WASHINGTON — In its quest to dominate the air battlefield of the future, the US Air Force may look to replace the traditional fighter jet with a network of integrated systems disaggregated across multiple platforms.

The Air Force on Thursday rolled out the initial findings of a team tasked last year to explore options for maintaining air superiority in the future battle space. The group, the Air Superiority 2030 Enterprise Capability Collaboration Team, found that the best path forward is developing a "family of systems" to address the range of threats in a highly contested environment.

As near-peer adversaries like Russia and China continue to close the capability gap, building long-range missiles, anti-satellite and anti-aircraft weapons designed to foil US forces' ability to penetrate, the Air Force must find new ways to dominate the air.

"The threat environment will continue to proliferate over the next 15 to 20 years, and we will face them in places and in spaces on this globe and above this globe that we don't even anticipate right now," said Air Superiority 2030 lead Col. Alex Grynkewich on Thursday during an event hosted by the Air Force Association.
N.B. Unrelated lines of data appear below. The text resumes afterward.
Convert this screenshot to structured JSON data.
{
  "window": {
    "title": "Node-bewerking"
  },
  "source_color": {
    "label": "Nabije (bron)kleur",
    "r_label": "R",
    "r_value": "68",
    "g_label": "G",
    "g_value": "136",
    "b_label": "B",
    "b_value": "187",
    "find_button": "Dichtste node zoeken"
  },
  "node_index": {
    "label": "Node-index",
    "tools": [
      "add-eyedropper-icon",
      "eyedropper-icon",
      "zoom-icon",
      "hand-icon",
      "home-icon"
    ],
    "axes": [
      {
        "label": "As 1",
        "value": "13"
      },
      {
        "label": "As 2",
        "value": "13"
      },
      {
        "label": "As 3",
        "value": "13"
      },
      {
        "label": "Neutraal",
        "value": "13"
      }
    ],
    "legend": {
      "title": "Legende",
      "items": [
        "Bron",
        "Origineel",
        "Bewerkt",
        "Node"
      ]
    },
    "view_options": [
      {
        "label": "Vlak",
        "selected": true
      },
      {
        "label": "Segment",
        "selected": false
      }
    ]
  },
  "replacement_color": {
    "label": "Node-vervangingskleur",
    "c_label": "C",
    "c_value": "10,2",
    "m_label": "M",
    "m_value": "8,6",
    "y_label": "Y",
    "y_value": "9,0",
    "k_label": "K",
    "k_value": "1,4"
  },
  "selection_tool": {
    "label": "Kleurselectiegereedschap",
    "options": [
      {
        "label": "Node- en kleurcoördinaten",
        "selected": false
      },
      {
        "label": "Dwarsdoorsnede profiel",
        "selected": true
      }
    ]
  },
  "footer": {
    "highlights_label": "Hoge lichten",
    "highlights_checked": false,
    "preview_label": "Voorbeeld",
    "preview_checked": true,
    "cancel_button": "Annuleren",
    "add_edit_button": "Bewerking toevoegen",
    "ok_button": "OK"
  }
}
This family of systems, or "system of systems," approach is the Air Force's answer to the idea the US military is losing its advantage. The new strategy will include both stand-off capability and penetrating forces, with increased dependence on space and cyber to infiltrate enemy defenses and defend our own networks, Grynkewich said.

"What the adversary has done is built a whole bunch of different systems that are networked together . . . we learned over the years it takes a network to fight a network," Grynkewich said. "It takes a network and an integrated system of systems or a family of systems in order to handle that highly contested environment in the future."

The Air Force set aside money in its fiscal year 2017 budget request for experimentation and prototyping in the area of air superiority, Lt. Gen. James "Mike" Holmes, deputy chief of staff for plans and requirements, said during the event. The team will use this funding to explore concepts like the arsenal plane, hypersonic weapons, directed energy, autonomy, and electronic attack, the officials said.

But will the family of systems include a traditional fighter jet? Grynkewich seems to think not.

The Air Superiority 2030 team is trying to move away from the concept of a "sixth generation fighter," a term that has long been used to describe the follow-on to the fifth-generation F-35, Grynkewich said. Even the word "fighter" may be outdated, he noted, preferring "sensor-shooter" or "node" in a larger battle network.

"Fighters are typically short range ­– we've got to field, to be able to operate from range," Grynkewich said. "Do you put the sensors on the platform or do you disaggregate them somewhere else? . . . It starts to look like something very different from something that we would traditionally think of as 'sixth-gen.'"

The Air Force had planned to begin working on a joint analysis of alternatives with the Navy to explore a follow-on fighter jet solution, an F-X for the Air Force and an FA-XX for the Navy. But while the Navy went ahead with its AOA this year, the Air Force opted to delay the F-X effort, the service told reporters in February.

The one-year delay is meant to enable the Air Force to reevaluate its path forward, Holmes told reporters after the April 7 event. As it was originally envisioned, F-X would have turned into a 20 to 30-year development program, he stressed. Instead, the Air Force plans to start an AOA in January, 2017, to look at options for "what we can get short of a 20 or 30 year leap," he said. The effort, called "Next Generation Air Dominance," is planned to be complete by the middle of 2018, Grynkewich said.

The Air Force will work to find the most effective combination of speed and maneuverability, payload, and range for the platform, Holmes said. The right level of stealth, or low-observability, is also a factor.

As to the broader Air Superiority 2030 effort, the officials offered few concrete answers to what the force of the future will actually look like, saying there is more work to be done. Grynkewich's team will develop a flight plan that will inform a variety of AOAs over the next few years, including Next Generation Air Dominance, Holmes said during the presentation.

Holmes' "aspirational goal" is to have an "operationally representative configuration" of the envisioned air superiority strategy in place by 2025, he said. But, "it's not completely in our hands," he stressed.

Still, it is critical the Air Force move quickly in order to keep pace with the threat, the officials warned. The service should take advantage of the current push for acquisition reform in Congress and the Pentagon, Grynkewich said.

"The need for strategic agility is real," Grynkewich stressed. "There's an operational imperative now that we have to do this because if we don't, we're at risk."